My current set-up is as follows:
I extract old atmospheric air from ice core samples and remove CO2 chemically with an ascarite trap (basically an alkaline absorber für acidic gases). On this CO2 free air sample we then analyse CH4 and N2O for its stable isotopes in a GC-IRMS system. Although CO2 elute before N2O on our GS-carbonPlot column (Agilent), the bulk of CO2 has to be removed with the ascartie trap otherwise the small N2O peak sits on the flank of the 1000 fold larger CO2 peak and then isotope analysis is not possible. So I have to get rid of the CO2 some how to get the N2O isotopes.
On the other hand I would also like to analyse the concentration of COS, carbonlysulfide, within the same chromatogram (for us the sample material is a limiting factor since we only get a small sample from the ice core and therefore want to measure many parameters on the same sample) . However, COS is absorbed in the ascarite trap together with CO2. So it seems that there is no way out.
My questions are the following.
Do you know of specific absortion material as an alternative to ascarite which only absorbs CO2 but not COS?
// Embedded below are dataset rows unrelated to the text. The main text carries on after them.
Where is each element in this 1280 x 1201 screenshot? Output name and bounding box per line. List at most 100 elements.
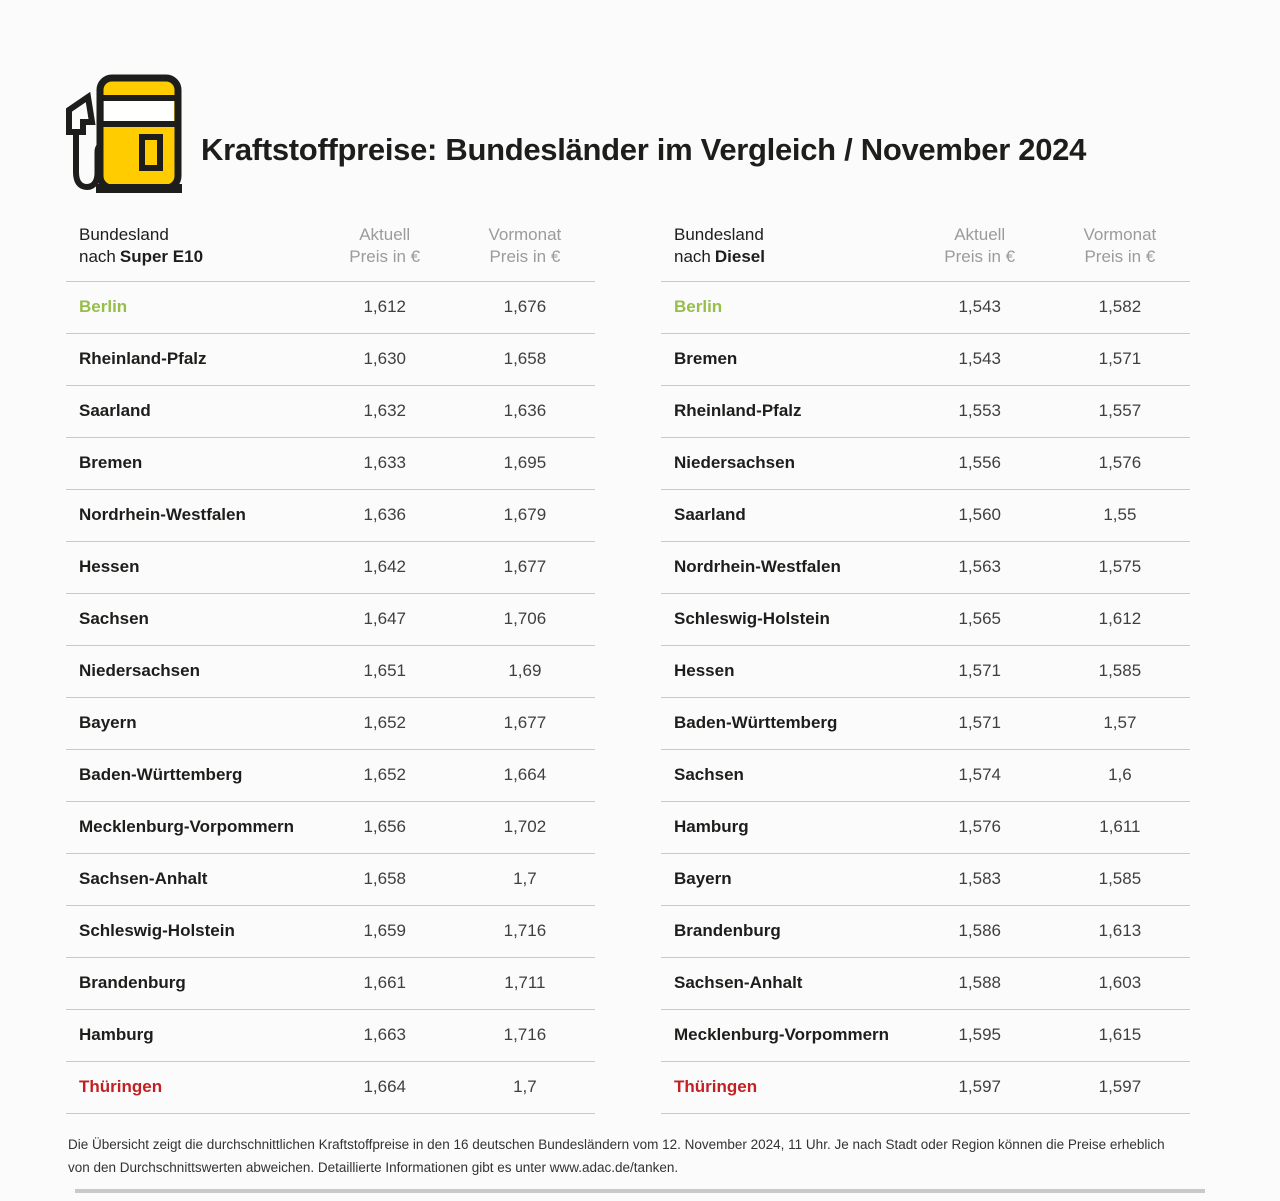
aktuell-price: 1,565 (958, 609, 1001, 629)
vormonat-price: 1,612 (1098, 609, 1142, 629)
aktuell-price: 1,543 (958, 349, 1001, 369)
aktuell-price: 1,563 (958, 557, 1001, 577)
vormonat-price: 1,664 (503, 765, 547, 785)
aktuell-price: 1,661 (363, 973, 406, 993)
bundesland-name: Baden-Württemberg (674, 713, 838, 733)
vormonat-price: 1,711 (504, 973, 546, 993)
vormonat-price: 1,677 (503, 713, 547, 733)
column-header-vormonat: Vormonat Preis in € (1083, 225, 1157, 267)
table-row: Baden-Württemberg 1,652 1,664 (66, 750, 595, 802)
vormonat-price: 1,57 (1103, 713, 1137, 733)
bundesland-name: Brandenburg (674, 921, 781, 941)
table-row: Sachsen-Anhalt 1,658 1,7 (66, 854, 595, 906)
vormonat-price: 1,603 (1098, 973, 1142, 993)
aktuell-price: 1,656 (363, 817, 406, 837)
aktuell-price: 1,647 (363, 609, 406, 629)
bundesland-name: Hessen (79, 557, 140, 577)
vormonat-price: 1,677 (503, 557, 547, 577)
table-body-super-e10: Berlin 1,612 1,676 Rheinland-Pfalz 1,630 1,65… (66, 282, 595, 1114)
column-header-aktuell: Aktuell Preis in € (349, 225, 421, 267)
table-row: Saarland 1,632 1,636 (66, 386, 595, 438)
bundesland-name: Nordrhein-Westfalen (79, 505, 246, 525)
vormonat-price: 1,613 (1098, 921, 1142, 941)
table-row: Niedersachsen 1,651 1,69 (66, 646, 595, 698)
column-header-vormonat: Vormonat Preis in € (488, 225, 562, 267)
vormonat-price: 1,611 (1099, 817, 1141, 837)
table-row: Schleswig-Holstein 1,659 1,716 (66, 906, 595, 958)
aktuell-price: 1,560 (958, 505, 1001, 525)
aktuell-price: 1,571 (958, 661, 1001, 681)
table-row: Rheinland-Pfalz 1,630 1,658 (66, 334, 595, 386)
bundesland-name: Nordrhein-Westfalen (674, 557, 841, 577)
vormonat-price: 1,7 (513, 1077, 537, 1097)
vormonat-price: 1,716 (503, 1025, 547, 1045)
nach-label: nach (674, 247, 711, 267)
bundesland-label: Bundesland (79, 225, 169, 244)
table-row: Hessen 1,571 1,585 (661, 646, 1190, 698)
bundesland-name: Mecklenburg-Vorpommern (79, 817, 295, 837)
vormonat-price: 1,557 (1098, 401, 1142, 421)
vormonat-price: 1,69 (508, 661, 542, 681)
table-row: Rheinland-Pfalz 1,553 1,557 (661, 386, 1190, 438)
vormonat-price: 1,716 (503, 921, 547, 941)
bundesland-name: Sachsen (79, 609, 149, 629)
vormonat-price: 1,585 (1098, 661, 1142, 681)
table-row: Mecklenburg-Vorpommern 1,595 1,615 (661, 1010, 1190, 1062)
vormonat-price: 1,615 (1098, 1025, 1142, 1045)
table-row: Saarland 1,560 1,55 (661, 490, 1190, 542)
aktuell-price: 1,586 (958, 921, 1001, 941)
table-row: Sachsen-Anhalt 1,588 1,603 (661, 958, 1190, 1010)
bundesland-name: Schleswig-Holstein (79, 921, 235, 941)
aktuell-price: 1,651 (363, 661, 406, 681)
vormonat-price: 1,658 (503, 349, 547, 369)
table-header-diesel: Bundesland nach Diesel Aktuell Preis in €… (661, 224, 1190, 282)
bundesland-name: Thüringen (79, 1077, 163, 1097)
table-row: Mecklenburg-Vorpommern 1,656 1,702 (66, 802, 595, 854)
aktuell-price: 1,652 (363, 713, 406, 733)
table-diesel: Bundesland nach Diesel Aktuell Preis in €… (661, 224, 1190, 1114)
page-title: Kraftstoffpreise: Bundesländer im Vergle… (201, 132, 1087, 167)
vormonat-price: 1,695 (503, 453, 547, 473)
aktuell-price: 1,663 (363, 1025, 406, 1045)
aktuell-price: 1,612 (363, 297, 406, 317)
aktuell-price: 1,574 (958, 765, 1001, 785)
table-row: Sachsen 1,647 1,706 (66, 594, 595, 646)
fuel-pump-icon (66, 74, 182, 193)
aktuell-price: 1,543 (958, 297, 1001, 317)
nach-label: nach (79, 247, 116, 267)
table-row: Berlin 1,543 1,582 (661, 282, 1190, 334)
vormonat-price: 1,676 (503, 297, 547, 317)
column-header-bundesland: Bundesland nach Diesel (661, 224, 910, 269)
table-row: Hamburg 1,663 1,716 (66, 1010, 595, 1062)
bundesland-name: Schleswig-Holstein (674, 609, 830, 629)
aktuell-price: 1,658 (363, 869, 406, 889)
aktuell-price: 1,583 (958, 869, 1001, 889)
table-row: Bremen 1,543 1,571 (661, 334, 1190, 386)
aktuell-price: 1,571 (958, 713, 1001, 733)
bundesland-name: Berlin (674, 297, 723, 317)
vormonat-price: 1,706 (503, 609, 547, 629)
aktuell-price: 1,642 (363, 557, 406, 577)
table-row: Schleswig-Holstein 1,565 1,612 (661, 594, 1190, 646)
bundesland-name: Saarland (674, 505, 746, 525)
table-row: Bayern 1,652 1,677 (66, 698, 595, 750)
fuel-type-label: Super E10 (119, 247, 204, 267)
aktuell-price: 1,632 (363, 401, 406, 421)
vormonat-price: 1,55 (1103, 505, 1137, 525)
vormonat-price: 1,597 (1098, 1077, 1142, 1097)
bundesland-name: Saarland (79, 401, 151, 421)
bundesland-name: Bayern (674, 869, 732, 889)
column-header-aktuell: Aktuell Preis in € (944, 225, 1016, 267)
vormonat-price: 1,7 (513, 869, 537, 889)
bundesland-name: Baden-Württemberg (79, 765, 243, 785)
table-row: Bayern 1,583 1,585 (661, 854, 1190, 906)
aktuell-price: 1,556 (958, 453, 1001, 473)
bundesland-name: Sachsen-Anhalt (79, 869, 208, 889)
table-row: Nordrhein-Westfalen 1,636 1,679 (66, 490, 595, 542)
source-footnote: Die Übersicht zeigt die durchschnittlich… (68, 1136, 1165, 1176)
vormonat-price: 1,571 (1098, 349, 1142, 369)
bundesland-name: Bremen (79, 453, 143, 473)
table-row: Sachsen 1,574 1,6 (661, 750, 1190, 802)
table-row: Bremen 1,633 1,695 (66, 438, 595, 490)
bundesland-name: Hamburg (674, 817, 749, 837)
Or the alternative way, is it possible to remove CO2 after the GC separation in a special capillary or membrane without peak broadening? (cryogenic separation with liquid nitrogen is not an option as CO2 and N2O are too similar). For this idea I could switch an extra valve to let the CO2 peak pass this 'post-column trap' and get a nice baseline for N2O analysis. When the COS peak elutes ca. 10 minutes later, I could bypass this trap and analyse it in the mass spec.
If you have any idea please let me know.